Absolutely agree. I like one or two session dungeons too. Dungeons in my mind include exploring large buildings, city sewer, etc. I would not choose for them to be the exclusive adventuring sites, but the base one that most adventures lead too. It's one of the tings I like about 3E.
 

Dungeons are cool. Old places are cool. It is straightforward fantasy. I hope they keep that focus in 4E. It seems to me that if games do not focus on the adventuring part of fantasy, They seems to slip easily into rules-light games, which I am not a fan of at all.

After all, it is very easy to ignore dungeons, if you don't want to do them, Just walk on by. Nothing to see here!
 

Dungeons & Dragons is so much easier to work with than Various Challenging Environments & Dragons. :)

I think the initial focus of the core books will be Dungeons and adventuring in them and getting to them - but that will quickly expand to include other environments for adventure in future releases.
 



I won't hammer you for it, but I'll disagree to an extent.

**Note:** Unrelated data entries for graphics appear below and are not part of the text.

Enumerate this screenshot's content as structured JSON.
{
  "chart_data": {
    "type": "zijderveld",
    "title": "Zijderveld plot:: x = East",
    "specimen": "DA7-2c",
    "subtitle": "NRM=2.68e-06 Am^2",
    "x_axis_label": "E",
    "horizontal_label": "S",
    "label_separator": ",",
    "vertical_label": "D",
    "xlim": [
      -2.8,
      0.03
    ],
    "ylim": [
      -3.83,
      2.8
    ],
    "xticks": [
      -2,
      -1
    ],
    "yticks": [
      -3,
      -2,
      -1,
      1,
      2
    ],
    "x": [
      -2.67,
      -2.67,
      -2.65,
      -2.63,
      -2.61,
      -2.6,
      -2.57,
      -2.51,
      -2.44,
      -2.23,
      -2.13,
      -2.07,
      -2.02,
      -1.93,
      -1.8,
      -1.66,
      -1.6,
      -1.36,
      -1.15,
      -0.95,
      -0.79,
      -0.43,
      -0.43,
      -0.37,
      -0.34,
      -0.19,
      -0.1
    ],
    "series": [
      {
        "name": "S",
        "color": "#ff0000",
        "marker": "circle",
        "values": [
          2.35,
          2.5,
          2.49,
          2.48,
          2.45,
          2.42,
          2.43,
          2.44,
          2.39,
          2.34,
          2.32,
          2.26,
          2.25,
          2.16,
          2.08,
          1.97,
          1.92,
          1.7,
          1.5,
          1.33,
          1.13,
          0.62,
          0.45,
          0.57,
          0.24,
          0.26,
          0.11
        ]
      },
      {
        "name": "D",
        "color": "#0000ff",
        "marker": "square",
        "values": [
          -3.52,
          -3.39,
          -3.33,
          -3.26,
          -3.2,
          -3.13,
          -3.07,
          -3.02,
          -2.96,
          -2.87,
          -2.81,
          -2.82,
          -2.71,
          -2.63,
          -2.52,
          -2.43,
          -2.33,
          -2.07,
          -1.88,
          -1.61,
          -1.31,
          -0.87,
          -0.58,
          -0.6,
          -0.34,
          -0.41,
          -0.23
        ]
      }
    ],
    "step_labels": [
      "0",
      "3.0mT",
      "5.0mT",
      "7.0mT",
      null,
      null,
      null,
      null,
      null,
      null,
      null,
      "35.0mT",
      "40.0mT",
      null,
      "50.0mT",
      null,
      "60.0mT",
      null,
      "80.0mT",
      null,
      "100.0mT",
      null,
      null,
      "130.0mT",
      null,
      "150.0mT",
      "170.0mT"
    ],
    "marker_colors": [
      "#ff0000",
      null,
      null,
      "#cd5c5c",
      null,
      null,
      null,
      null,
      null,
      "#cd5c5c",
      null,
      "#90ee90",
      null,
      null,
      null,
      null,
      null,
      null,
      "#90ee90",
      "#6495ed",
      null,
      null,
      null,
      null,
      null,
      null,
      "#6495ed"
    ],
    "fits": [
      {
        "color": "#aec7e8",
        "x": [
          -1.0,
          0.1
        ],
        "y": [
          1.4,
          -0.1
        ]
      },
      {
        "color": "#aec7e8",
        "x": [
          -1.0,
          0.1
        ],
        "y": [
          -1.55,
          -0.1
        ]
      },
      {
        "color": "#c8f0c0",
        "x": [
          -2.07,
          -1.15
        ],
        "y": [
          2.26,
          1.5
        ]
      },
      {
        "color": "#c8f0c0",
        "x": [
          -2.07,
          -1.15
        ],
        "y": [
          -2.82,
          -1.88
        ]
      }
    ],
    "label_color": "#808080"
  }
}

Certainly, dungeons should be a major part of the game as written, and the core books should spend a lot of time discussing how to build/use/adventure in them. But it should not do so to the exclusion of other environments.

2E probably moved farther away from the dungeon than it needed to. 3E, IMO (and that of most people I game with) went too far the other way.

In terms of "dungeon focus," I'd like to see something roughly midway between them.
 

I liked dungeons when I was twelve years old. My players loved them, too. Even though (or probably especially because) they didn't make any sense at all.

Now, I'm hardly using them at all. My current favorite dungeon is more like an extended lair:
If the number of locations in the dungeon hits two digits it's definitely too large for my taste.

I like the flow-chart approach for adventures but it works just as well (if not better) when there is no dungeon.